On-line version ISSN 1806-4841

An. Bras. Dermatol. vol.84 no.2 Rio de Janeiro Mar./Apr. 2009

http://dx.doi.org/10.1590/S0365-05962009000200006 

INVESTIGAÇÃO

 

Prevalência do herpes-vírus humano tipo 1 em neoplasias cutâneas epiteliais malignas*

 

 

Sylvia YpirangaI; Aparecida Machado de MoraesII

IDermatologista. Mestre em clínica médica – Universidade Estadual de Campinas (Unicamp) – Campinas (SP), Brasil
II
Dermatologista. Livre-docente em dermatologia – Universidade Estadual de Campinas (Unicamp) – Campinas (SP), Brasil

Endereço para correspondência

 

 


RESUMO

FUNDAMENTOS - O DNA viral pode atuar como oncogene, favorecendo o desenvolvimento de neoplasias, como as linfoides e da pele. Entre esses vírus, encontram-se alguns herpes-vírus humanos.
OBJETIVO - Identificar a presença de DNA do herpes-vírus humano tipo 1 em neoplasias epiteliais pré-malignas,malignas e pele normal de indivíduos controle, avaliando seu papel na carcinogênese.
MÉTODOS - Identificação, por reação em cadeia da polimerase, do DNA viral do tumor e pele sã de 41 pacientes e comparação com grupo controle, sem neoplasia. Análise estatística: Testes de Fisher e de McNemar.
RESULTADOS - O vírus foi identificado em 20 indivíduos sem e em 21 com neoplasia. Destes últimos, 11 o expessaram apenas nas células tumorais. A diferença, entretanto, não foi estatisticamente significante.
CONCLUSÕES - Parece não haver relação direta entre o encontro do DNA viral na pele sã e na pele tumoral. Sua presença pode facilitar o desenvolvimento da neoplasia ou apenas coincidir de se localizar onde esta já ocorreu.
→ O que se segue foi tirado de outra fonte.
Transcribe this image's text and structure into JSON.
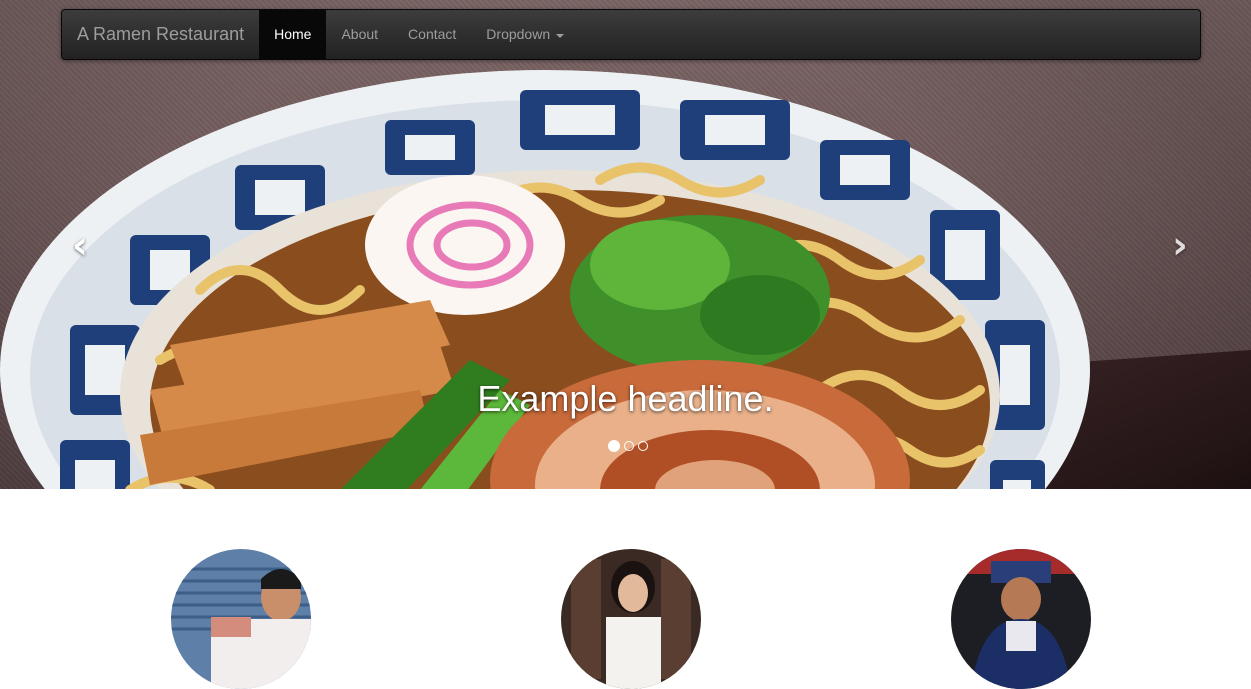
{
  "navbar": {
    "brand": "A Ramen Restaurant",
    "items": [
      {
        "label": "Home",
        "active": true
      },
      {
        "label": "About",
        "active": false
      },
      {
        "label": "Contact",
        "active": false
      },
      {
        "label": "Dropdown",
        "active": false,
        "has_caret": true
      }
    ]
  },
  "carousel": {
    "caption": "Example headline.",
    "slide_count": 3,
    "active_slide": 1,
    "prev_icon": "chevron-left-icon",
    "next_icon": "chevron-right-icon"
  },
  "marketing": {
    "avatars": [
      "avatar-man-chef",
      "avatar-woman",
      "avatar-cook"
    ]
  },
  "colors": {
    "navbar_bg": "#222222",
    "navbar_active_bg": "#080808",
    "navbar_text": "#9d9d9d",
    "active_text": "#ffffff"
  }
}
Palavras-chave: Herpes-vírus humano 1; Neoplasias cutâneas; Reação em cadeia de polimerase; Vírus oncogênicos


 

 

INTRODUÇÃO

Muitos vírus podem participar da carcinogênese e têm sido considerados fatores de risco para o desenvolvimento de neoplasias em diversos órgãos, em especial, os cutâneos e de linhagem linfoide.1-4 Além de participar diretamente na carcinogênese, os vírus são importantes modelos e auxiliam a compreensão dos mecanismos de controle do crescimento celular.

Para o desenvolvimento de neoplasias, estão envolvidos múltiplos fatores e, nesse contexto, o DNA viral pode agir como oncogene, por alguns mecanismos: os vírus podem afetar os mecanismos de reparo genético, levando ao aumento na taxa de mutação; as reações inflamatórias secundárias podem induzir a formação da neoplasia; a replicação continuada pode afetar os mecanismos fisiológicos de controle celular e, finalmente, o vírus pode agir diretamente na carcinogênese, como indutor de mutações, desaparecendo após, sem deixar traços.2, 5, 6

É necessário que a infecção viral preceda a neoplasia e se torne latente por um período, para então, determinar a transformação celular e o câncer.

O papilomavírus humano (HPV) tem sido bem estudado, e seu papel na origem do câncer geniturinário e dos tumores cutâneos presentes na epidermodisplasia verruciforme (EV) está bem estabelecido. 5, 7-10

Acredita-se que cerca de 15% das neoplasias sejam de origem viral. Além do HPV, outros vírus são descritos como oncogenes, como o vírus da hepatite C e alguns herpes-vírus humanos (HHV).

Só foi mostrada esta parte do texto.